At JBT, we have long recognized that food processors constantly strive for product differentiation. For fully cooked products, this means that selecting the right process and equipment cannot be done until all product criteria are determined.

Chicken fillet

The best cooking results are achieved only when the characteristics of the end product are objectively quantified.  A thorough understanding of the end product allows processors to better define the raw materials, equipment, operating parameters and the proper sequence of the production process. This is where JBT FoodTech can provide immense value. Armed with the broadest portfolio of industrial continuous cooking equipment, we can provide the process versatility and know how needed to fine tune virtually any industrial cooking process.


MultiPhase™ Cooking

Achieving the best possible end product combined with enhanced throughput and product yield means applying the right heat transfer mechanism sequentially and/or concurrently at just the right time. We named this process MultiPhase™ Cooking. It is a system designed to ensure that the processing line has the right equipment in place to achieve the desired end product results. Here are the key components of the our MultiPhase™ Cooking System.

Frying/Filtration

Our Stein TFF THERMoFIN® thermal fluid fryer is the ultimate conveyorized immersion fryer for producing large volumes of high quality product at the lowest operating cost.  When used in combination with the Stein MX Series MicroMax Centrifugal hot oil filters the system greatly extends the life and quality of the cooking oil, a key ingredient in any fried product.
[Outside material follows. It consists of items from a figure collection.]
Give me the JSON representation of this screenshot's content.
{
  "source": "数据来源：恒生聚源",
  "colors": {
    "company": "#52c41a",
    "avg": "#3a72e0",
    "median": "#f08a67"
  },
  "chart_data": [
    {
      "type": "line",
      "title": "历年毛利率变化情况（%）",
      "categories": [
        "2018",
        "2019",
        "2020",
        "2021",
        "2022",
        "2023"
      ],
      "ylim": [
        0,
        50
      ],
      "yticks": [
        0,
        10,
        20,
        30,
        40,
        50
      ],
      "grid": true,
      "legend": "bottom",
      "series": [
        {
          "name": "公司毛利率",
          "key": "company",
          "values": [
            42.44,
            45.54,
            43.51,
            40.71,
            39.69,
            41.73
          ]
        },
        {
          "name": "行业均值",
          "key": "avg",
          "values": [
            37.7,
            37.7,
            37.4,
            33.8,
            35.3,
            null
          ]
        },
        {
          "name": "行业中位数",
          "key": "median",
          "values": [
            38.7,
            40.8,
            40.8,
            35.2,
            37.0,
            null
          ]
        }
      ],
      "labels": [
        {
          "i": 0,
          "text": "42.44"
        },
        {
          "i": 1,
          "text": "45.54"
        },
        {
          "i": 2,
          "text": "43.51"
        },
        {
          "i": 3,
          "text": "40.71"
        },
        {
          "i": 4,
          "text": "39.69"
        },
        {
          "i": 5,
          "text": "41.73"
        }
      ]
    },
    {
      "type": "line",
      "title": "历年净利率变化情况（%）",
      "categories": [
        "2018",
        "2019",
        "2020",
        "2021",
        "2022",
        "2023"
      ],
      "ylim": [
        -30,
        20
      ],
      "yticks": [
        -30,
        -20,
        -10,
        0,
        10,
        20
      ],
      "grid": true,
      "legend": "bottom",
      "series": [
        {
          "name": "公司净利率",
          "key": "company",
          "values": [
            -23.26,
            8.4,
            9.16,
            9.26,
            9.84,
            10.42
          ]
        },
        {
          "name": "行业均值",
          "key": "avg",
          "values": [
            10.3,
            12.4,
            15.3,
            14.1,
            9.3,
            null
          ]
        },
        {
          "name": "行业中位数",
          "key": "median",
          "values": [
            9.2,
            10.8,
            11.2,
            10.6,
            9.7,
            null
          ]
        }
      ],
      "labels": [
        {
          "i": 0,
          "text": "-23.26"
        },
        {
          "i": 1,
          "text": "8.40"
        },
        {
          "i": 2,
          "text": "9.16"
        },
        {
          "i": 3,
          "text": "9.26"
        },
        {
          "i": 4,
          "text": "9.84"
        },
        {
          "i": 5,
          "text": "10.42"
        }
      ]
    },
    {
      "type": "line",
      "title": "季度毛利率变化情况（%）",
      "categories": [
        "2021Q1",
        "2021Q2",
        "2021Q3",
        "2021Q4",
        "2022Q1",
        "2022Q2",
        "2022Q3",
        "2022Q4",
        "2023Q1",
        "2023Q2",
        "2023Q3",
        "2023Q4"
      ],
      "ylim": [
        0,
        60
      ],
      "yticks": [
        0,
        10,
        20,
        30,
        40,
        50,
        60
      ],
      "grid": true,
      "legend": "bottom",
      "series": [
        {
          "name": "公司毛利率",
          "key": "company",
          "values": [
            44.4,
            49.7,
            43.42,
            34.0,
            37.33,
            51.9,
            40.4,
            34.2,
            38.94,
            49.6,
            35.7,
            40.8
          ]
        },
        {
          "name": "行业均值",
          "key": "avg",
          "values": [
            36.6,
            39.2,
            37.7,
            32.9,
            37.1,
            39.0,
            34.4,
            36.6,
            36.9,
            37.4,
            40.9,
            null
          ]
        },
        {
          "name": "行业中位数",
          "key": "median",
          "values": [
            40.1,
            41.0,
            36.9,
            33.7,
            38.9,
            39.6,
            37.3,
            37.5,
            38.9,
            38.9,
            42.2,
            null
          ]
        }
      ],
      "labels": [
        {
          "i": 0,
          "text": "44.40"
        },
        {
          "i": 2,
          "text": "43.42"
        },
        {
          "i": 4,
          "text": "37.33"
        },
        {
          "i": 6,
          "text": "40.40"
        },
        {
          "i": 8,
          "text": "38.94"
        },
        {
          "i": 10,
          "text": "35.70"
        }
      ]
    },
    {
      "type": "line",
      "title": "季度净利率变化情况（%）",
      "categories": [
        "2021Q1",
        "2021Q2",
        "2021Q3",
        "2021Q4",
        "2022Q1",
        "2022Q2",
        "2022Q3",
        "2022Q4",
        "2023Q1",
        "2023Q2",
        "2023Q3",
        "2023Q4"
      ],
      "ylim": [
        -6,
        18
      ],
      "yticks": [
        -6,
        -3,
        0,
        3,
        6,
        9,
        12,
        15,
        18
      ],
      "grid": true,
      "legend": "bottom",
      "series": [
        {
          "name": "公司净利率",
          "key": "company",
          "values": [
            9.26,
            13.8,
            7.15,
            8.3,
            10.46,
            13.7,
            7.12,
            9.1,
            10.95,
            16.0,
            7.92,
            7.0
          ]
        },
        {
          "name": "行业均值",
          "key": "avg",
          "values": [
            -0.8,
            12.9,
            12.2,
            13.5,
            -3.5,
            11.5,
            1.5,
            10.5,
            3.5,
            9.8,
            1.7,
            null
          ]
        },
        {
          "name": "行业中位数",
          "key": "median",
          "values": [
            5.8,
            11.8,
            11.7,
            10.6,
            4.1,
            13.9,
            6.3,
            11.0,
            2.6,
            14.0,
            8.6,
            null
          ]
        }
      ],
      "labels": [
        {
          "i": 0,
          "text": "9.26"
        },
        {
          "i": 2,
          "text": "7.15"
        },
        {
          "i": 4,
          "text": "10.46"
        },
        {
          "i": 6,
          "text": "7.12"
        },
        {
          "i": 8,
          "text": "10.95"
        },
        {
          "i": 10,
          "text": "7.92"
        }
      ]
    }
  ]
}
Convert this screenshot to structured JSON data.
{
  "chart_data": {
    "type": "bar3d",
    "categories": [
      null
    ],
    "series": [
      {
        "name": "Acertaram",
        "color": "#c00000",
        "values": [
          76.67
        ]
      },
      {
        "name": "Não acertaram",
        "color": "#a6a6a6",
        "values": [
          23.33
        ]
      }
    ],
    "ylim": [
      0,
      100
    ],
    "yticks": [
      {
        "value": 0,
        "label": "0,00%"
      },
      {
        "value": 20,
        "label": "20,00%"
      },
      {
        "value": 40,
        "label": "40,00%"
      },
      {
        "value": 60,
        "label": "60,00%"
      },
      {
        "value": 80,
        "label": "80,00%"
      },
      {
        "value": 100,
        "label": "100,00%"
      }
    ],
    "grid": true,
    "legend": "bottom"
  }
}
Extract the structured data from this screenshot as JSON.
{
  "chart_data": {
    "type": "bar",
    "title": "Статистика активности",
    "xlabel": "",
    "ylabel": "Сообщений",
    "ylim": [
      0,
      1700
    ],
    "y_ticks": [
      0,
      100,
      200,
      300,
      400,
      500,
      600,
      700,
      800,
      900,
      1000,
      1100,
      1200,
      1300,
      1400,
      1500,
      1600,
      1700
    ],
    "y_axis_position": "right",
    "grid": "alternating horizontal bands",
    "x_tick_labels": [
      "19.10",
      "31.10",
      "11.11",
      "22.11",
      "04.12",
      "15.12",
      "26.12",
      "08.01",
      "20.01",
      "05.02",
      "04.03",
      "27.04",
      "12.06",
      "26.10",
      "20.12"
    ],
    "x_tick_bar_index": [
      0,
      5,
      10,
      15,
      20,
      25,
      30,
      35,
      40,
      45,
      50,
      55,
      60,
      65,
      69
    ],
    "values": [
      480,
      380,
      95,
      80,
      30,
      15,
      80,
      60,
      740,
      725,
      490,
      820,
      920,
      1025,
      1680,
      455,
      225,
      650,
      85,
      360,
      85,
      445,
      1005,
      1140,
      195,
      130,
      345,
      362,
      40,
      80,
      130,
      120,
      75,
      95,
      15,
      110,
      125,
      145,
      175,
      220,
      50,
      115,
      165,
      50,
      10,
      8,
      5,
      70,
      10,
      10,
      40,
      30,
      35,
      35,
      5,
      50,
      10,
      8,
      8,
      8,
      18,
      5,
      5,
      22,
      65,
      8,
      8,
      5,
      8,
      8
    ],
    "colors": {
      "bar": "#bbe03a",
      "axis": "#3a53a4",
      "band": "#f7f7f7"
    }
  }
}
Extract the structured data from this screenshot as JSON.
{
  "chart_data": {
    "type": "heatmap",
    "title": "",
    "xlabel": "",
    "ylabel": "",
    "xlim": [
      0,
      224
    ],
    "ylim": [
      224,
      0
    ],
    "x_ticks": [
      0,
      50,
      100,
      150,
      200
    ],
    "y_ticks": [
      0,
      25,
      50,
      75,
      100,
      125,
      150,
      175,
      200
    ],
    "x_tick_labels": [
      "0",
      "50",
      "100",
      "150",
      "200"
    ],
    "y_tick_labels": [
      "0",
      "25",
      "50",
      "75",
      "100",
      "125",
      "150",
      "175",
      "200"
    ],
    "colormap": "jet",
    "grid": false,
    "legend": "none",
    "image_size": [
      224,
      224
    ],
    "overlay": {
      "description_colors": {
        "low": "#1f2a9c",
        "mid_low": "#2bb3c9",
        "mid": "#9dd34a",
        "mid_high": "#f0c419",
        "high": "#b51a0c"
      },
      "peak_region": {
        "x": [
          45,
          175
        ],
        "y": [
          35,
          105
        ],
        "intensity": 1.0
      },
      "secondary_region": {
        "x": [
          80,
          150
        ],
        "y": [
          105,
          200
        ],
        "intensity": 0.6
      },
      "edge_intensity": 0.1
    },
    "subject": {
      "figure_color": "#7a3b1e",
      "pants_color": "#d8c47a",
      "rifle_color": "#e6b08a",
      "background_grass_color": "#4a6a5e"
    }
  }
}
Oven Cooking/Roating  (Linear & Spiral Convection Ovens)

Our Stein oven line features three (3) models of the industry leading JSO Jet Stream® Linear Impingement Oven and two (2) spiral oven versions, the high capacity GCO GRYRoCOMPACT® Self-Stacking belt spiral oven with vertical reversible airflow and the Stein Twin-Drum structure supported spiral oven with cross belt horizontal airflow.  Our Double D brand features a linear vertical air flow convection oven as well as batch and rack oven models.

Grilling

Our Stein ProGrill® and FormCook line of continuous belt grills are used in conjunction with linear and spiral ovens to deliver desired product attributes, yield and throughput on those food items with specific processing requirements.

Searing and Grill Marking

We developed our Stein Charmarker and Double D Grill Marker to add the flavor and appearance of open flame grilling. 

Steaming

All of our linear and spiral oven models feature a combination of steam and elevated temperature or steam only cooking capabilities.

Surface Pasteurization of Low Moisture Food Products

Our Stein JSP Jet Stream® series of surface pasteurizers combine steam and elevated temperature combinations to effectively reduce surface pathogens without altering the raw like product nature.